Reforestation works best if you let nature do the work for you. Essentially, natural regeneration is a process in which a forest, or wooded area, regrows after a parcel of land is abandoned. It can also mean when a forest mends itself after degradation. Typically, this is easier, cheaper, and in most cases, more effective.
Keep in mind that there are different levels of natural regeneration, with the easiest among them being passive restoration, where no human intervention is required. Low intervention includes protecting a region from fires and reintroducing native flora and fauna selectively. However, cases that require intermediate or high intervention involve more work. Also, it is worth noting that whether natural regeneration will work would depend on the time since the area was cleared, its land-use since clearance, and its distance from the remaining forest patches.
In some cases, natural regeneration is not possible. As a result, human intervention is required. For cases like this, however, it is imperative to pick the right kinds of trees. Select and introduce only native species, including rare and endangered, whenever possible. From there, bring in a good mix of fauna.
By reintroducing biodiversity to a forest, you are effectively attracting pollinators and restoring habitats for various animals. Consequently, this would mean that these forests can become more resistant to diseases, fires, and extreme weather. Keep this in mind and avoid planting exotic species when possible..
Climate change continues to be a pressing environmental problem that has a significant impact on various ecosystems around the world. As it is, pick resilient plant materials as they are the best tree species for reforestation. Choose seeds and seedlings with a healthy amount of genetic diversity. This can make the overall plant population less susceptible to climate change and pests.
However, note how the region is expected to change in the future. From there, choose tree species that can anticipate and are resilient to climate reality.

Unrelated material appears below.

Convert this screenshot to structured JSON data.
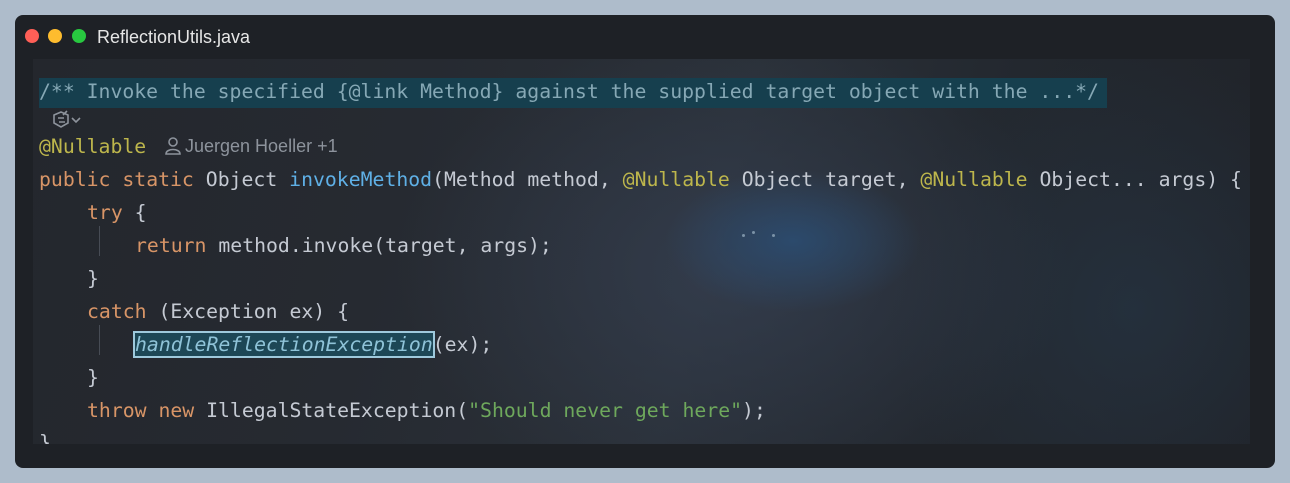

Always choose to source locally whenever possible. This means sourcing trees, seeds, and seedlings locally. Also, establish a reliable supply chain for your reforestation endeavor at every step of the process. Have a concrete plan for this stage before even beginning the project.
As said above, work with local communities and train your workers on the best practices for tree planting, seed collecting, storing, and the like. You may also opt to employ local people coming from the area as aside from helping improve the local economy, you can make use of their valuable experience and expertise in the region.
Restoring forests is an expensive endeavor. But, there are a myriad of ways to bring new income into the project and benefit the stakeholders financially. An example of this is to sell sustainably produced forest products. Alternatively, you may wish to set up an ecotourism operation. Indeed, there are plenty of ecological benefits to reforestation, but cultivating and fostering a forest’s health and biodiversity should be paramount as this helps local economies.
Begin your reforestation efforts by first reviewing related scientific literature about the tree species and the region you wish to grow them in. From there, consult with the local communities themselves as they can make the process easier and more effective.
Monitor your work at every stage of the process, and keep an eye out on how the ecosystem is recovering. Change your processes as needed.
It is worth noting that reforestation projects may be a little tricky, considering that there are a myriad of moving parts. However, you can help global reforestation efforts simply by following the rules above and supporting the right kind of reforestation.